The cuts will mean a 15% decrease in the seat capacity on the airline's flights to and from Israel due to a move to Airbus A321 models.
It should be noted that the Airbus models which will be used on the Israel-Germany routes from October will not be equipped with entertainment systems.
The surprising move is being carried out due Lufthansa's accumulating future reservations which currently stands at 168 planes worth Euro 17 billion ($20.83 billion).
Within the framework of the perennial preparations of this investment, it was decided that planes that serve long haul routes will only be operated on longer routes and not on relatively short routes like the Frankfurt-Tel Aviv and Munich-Tel Aviv routes.
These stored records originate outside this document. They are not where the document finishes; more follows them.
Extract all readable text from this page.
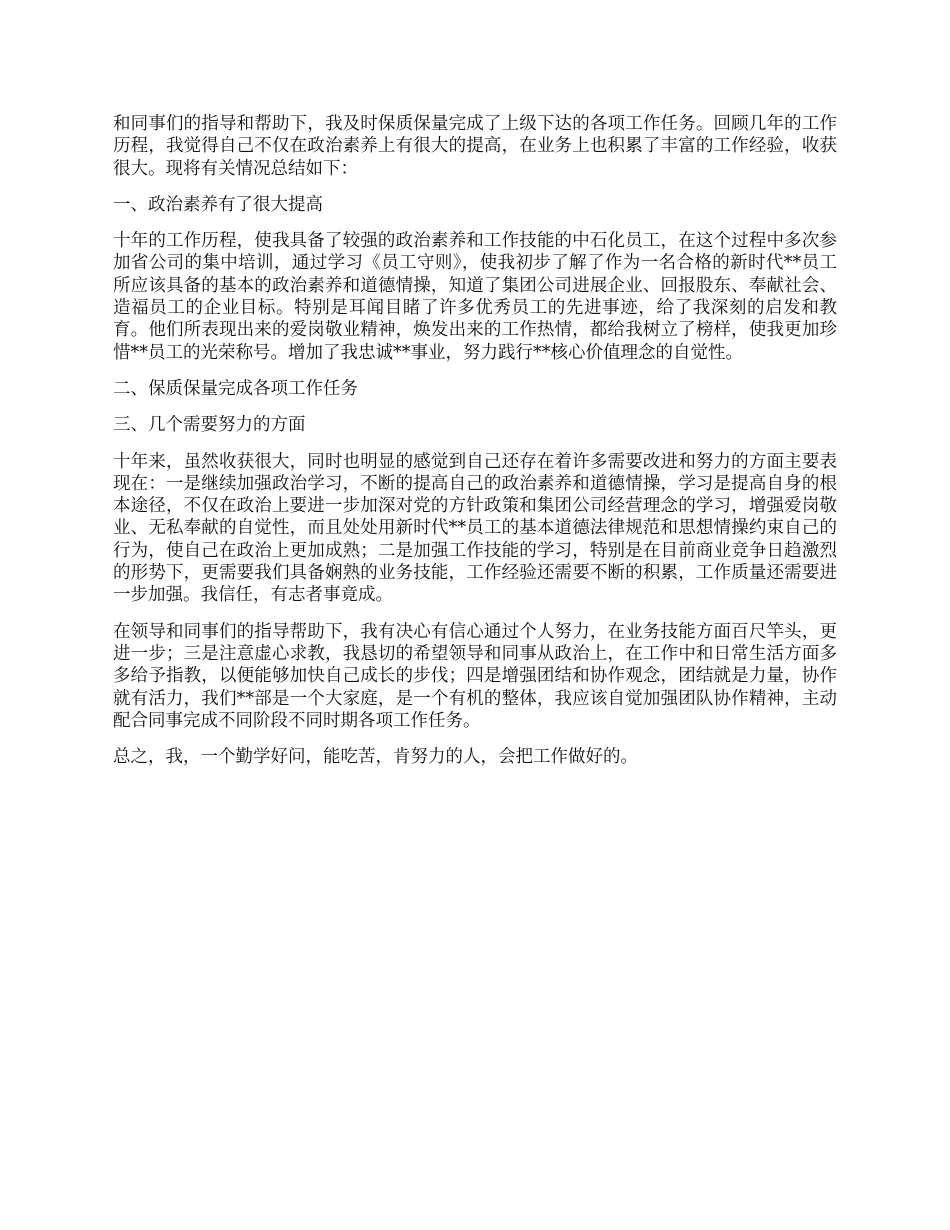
和同事们的指导和帮助下，我及时保质保量完成了上级下达的各项工作任务。回顾几年的工作历程，我觉得自己不仅在政治素养上有很大的提高，在业务上也积累了丰富的工作经验，收获很大。现将有关情况总结如下：

一、政治素养有了很大提高

十年的工作历程，使我具备了较强的政治素养和工作技能的中石化员工，在这个过程中多次参加省公司的集中培训，通过学习《员工守则》，使我初步了解了作为一名合格的新时代**员工所应该具备的基本的政治素养和道德情操，知道了集团公司进展企业、回报股东、奉献社会、造福员工的企业目标。特别是耳闻目睹了许多优秀员工的先进事迹，给了我深刻的启发和教育。他们所表现出来的爱岗敬业精神，焕发出来的工作热情，都给我树立了榜样，使我更加珍惜**员工的光荣称号。增加了我忠诚**事业，努力践行**核心价值理念的自觉性。

二、保质保量完成各项工作任务

三、几个需要努力的方面

十年来，虽然收获很大，同时也明显的感觉到自己还存在着许多需要改进和努力的方面主要表现在：一是继续加强政治学习，不断的提高自己的政治素养和道德情操，学习是提高自身的根本途径，不仅在政治上要进一步加深对党的方针政策和集团公司经营理念的学习，增强爱岗敬业、无私奉献的自觉性，而且处处用新时代**员工的基本道德法律规范和思想情操约束自己的行为，使自己在政治上更加成熟；二是加强工作技能的学习，特别是在目前商业竞争日趋激烈的形势下，更需要我们具备娴熟的业务技能，工作经验还需要不断的积累，工作质量还需要进一步加强。我信任，有志者事竟成。

在领导和同事们的指导帮助下，我有决心有信心通过个人努力，在业务技能方面百尺竿头，更进一步；三是注意虚心求教，我恳切的希望领导和同事从政治上，在工作中和日常生活方面多多给予指教，以便能够加快自己成长的步伐；四是增强团结和协作观念，团结就是力量，协作就有活力，我们**部是一个大家庭，是一个有机的整体，我应该自觉加强团队协作精神，主动配合同事完成不同阶段不同时期各项工作任务。

总之，我，一个勤学好问，能吃苦，肯努力的人，会把工作做好的。
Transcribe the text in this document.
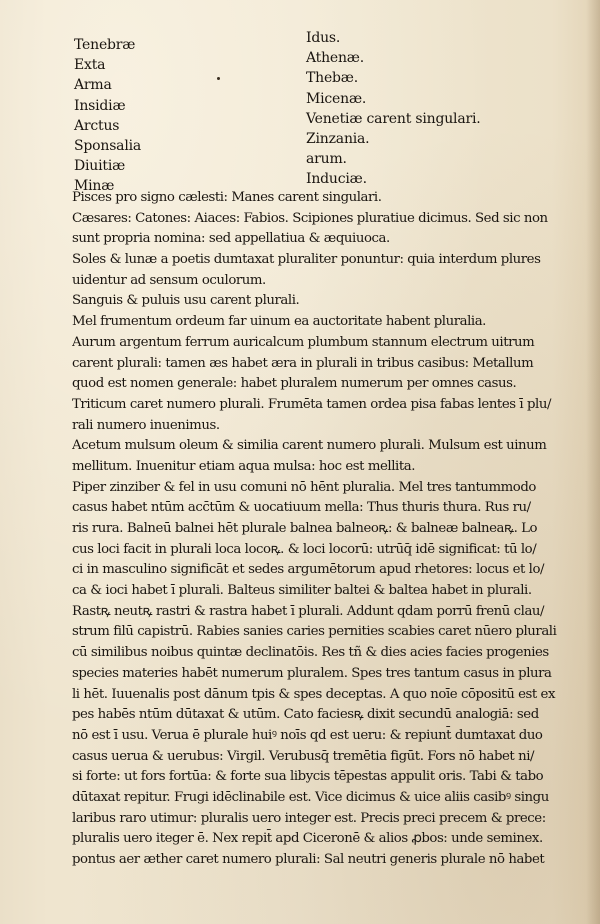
Tenebræ
Exta
Arma
Insidiæ
Arctus
Sponsalia
Diuitiæ
Minæ
Idus.
Athenæ.
Thebæ.
Micenæ.
Venetiæ carent singulari.
Zinzania.
arum.
Induciæ.
Pisces pro signo cælesti: Manes carent singulari.
Cæsares: Catones: Aiaces: Fabios. Scipiones pluratiue dicimus. Sed sic non
sunt propria nomina: sed appellatiua & æquiuoca.
Soles & lunæ a poetis dumtaxat pluraliter ponuntur: quia interdum plures
uidentur ad sensum oculorum.
Sanguis & puluis usu carent plurali.
Mel frumentum ordeum far uinum ea auctoritate habent pluralia.
Aurum argentum ferrum auricalcum plumbum stannum electrum uitrum
carent plurali: tamen æs habet æra in plurali in tribus casibus: Metallum
quod est nomen generale: habet pluralem numerum per omnes casus.
Triticum caret numero plurali. Frumēta tamen ordea pisa fabas lentes ī plu/
rali numero inuenimus.
Acetum mulsum oleum & similia carent numero plurali. Mulsum est uinum
mellitum. Inuenitur etiam aqua mulsa: hoc est mellita.
Piper zinziber & fel in usu comuni nō hēnt pluralia. Mel tres tantummodo
casus habet ntūm acc̄tūm & uocatiuum mella: Thus thuris thura. Rus ru/
ris rura. Balneū balnei hēt plurale balnea balneoꝶ: & balneæ balneaꝶ. Lo
cus loci facit in plurali loca locoꝶ. & loci locorū: utrūq̄ idē significat: tū lo/
ci in masculino significāt et sedes argumētorum apud rhetores: locus et lo/
ca & ioci habet ī plurali. Balteus similiter baltei & baltea habet in plurali.
Rastꝶ neutꝶ rastri & rastra habet ī plurali. Addunt qdam porrū frenū clau/
strum filū capistrū. Rabies sanies caries pernities scabies caret nūero plurali
cū similibus noibus quintæ declinatōis. Res tñ & dies acies facies progenies
species materies habēt numerum pluralem. Spes tres tantum casus in plura
li hēt. Iuuenalis post dānum tpis & spes deceptas. A quo noīe cōpositū est ex
pes habēs ntūm dūtaxat & utūm. Cato faciesꝶ dixit secundū analogiā: sed
nō est ī usu. Verua ē plurale huiꝰ noīs qd est ueru: & repiunt̄ dumtaxat duo
casus uerua & uerubus: Virgil. Verubusq̄ tremētia figūt. Fors nō habet ni/
si forte: ut fors fortūa: & forte sua libycis tēpestas appulit oris. Tabi & tabo
dūtaxat repitur. Frugi idēclinabile est. Vice dicimus & uice aliis casibꝰ singu
laribus raro utimur: pluralis uero integer est. Precis preci precem & prece:
pluralis uero iteger ē. Nex repit̄ apd Ciceronē & alios ꝓbos: unde seminex.
pontus aer æther caret numero plurali: Sal neutri generis plurale nō habet
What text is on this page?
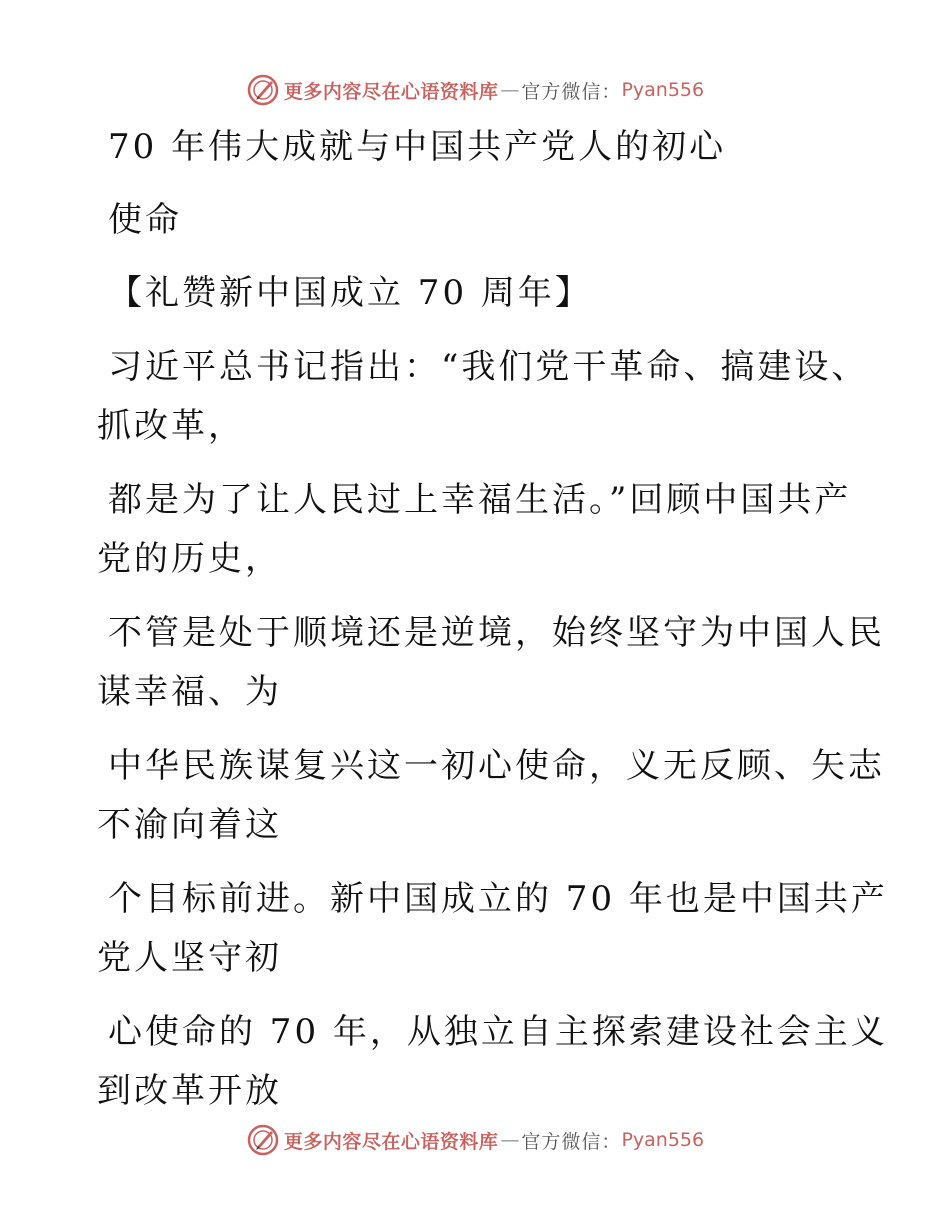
更多内容尽在心语资料库 — 官方微信： Pyan556
70 年伟大成就与中国共产党人的初心
使命
【礼赞新中国成立 70 周年】
习近平总书记指出：“我们党干革命、搞建设、
抓改革，
都是为了让人民过上幸福生活。”回顾中国共产
党的历史，
不管是处于顺境还是逆境，始终坚守为中国人民
谋幸福、为
中华民族谋复兴这一初心使命，义无反顾、矢志
不渝向着这
个目标前进。新中国成立的 70 年也是中国共产
党人坚守初
心使命的 70 年，从独立自主探索建设社会主义
到改革开放
更多内容尽在心语资料库 — 官方微信： Pyan556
Thus, from the next winter season (beginning on October 28, 2012) Lufthansa flights from Frankfurt and Munich to Tel Aviv (and back) will be operated by Airbus A321 models. An Airbus A320 is already in use on the Berlin-Tel Aviv route.
A Lufthansa spokesman told Ynet: "Lufthansa is joining other airlines around the world with narrow-body aircrafts. This is a 15% cut in seat capacity on the planes and the reason for it is that the company is investing huge amounts in new planes and must prepare itself financially for the move."
The company further noted: "The Israeli market was always and will continue to always be of the utmost importance to Lufthansa.
"Lufthansa intends to continue and increase the flights to and from Israel and will approach the German authorities in order to reopen the aviation agreements between Israel and Germany so that it would be able to add flights on existing routes and open new routes.
"The company hopes that in the near future it will be able to offer its customers four to five daily flights on routes between Israel and Germany."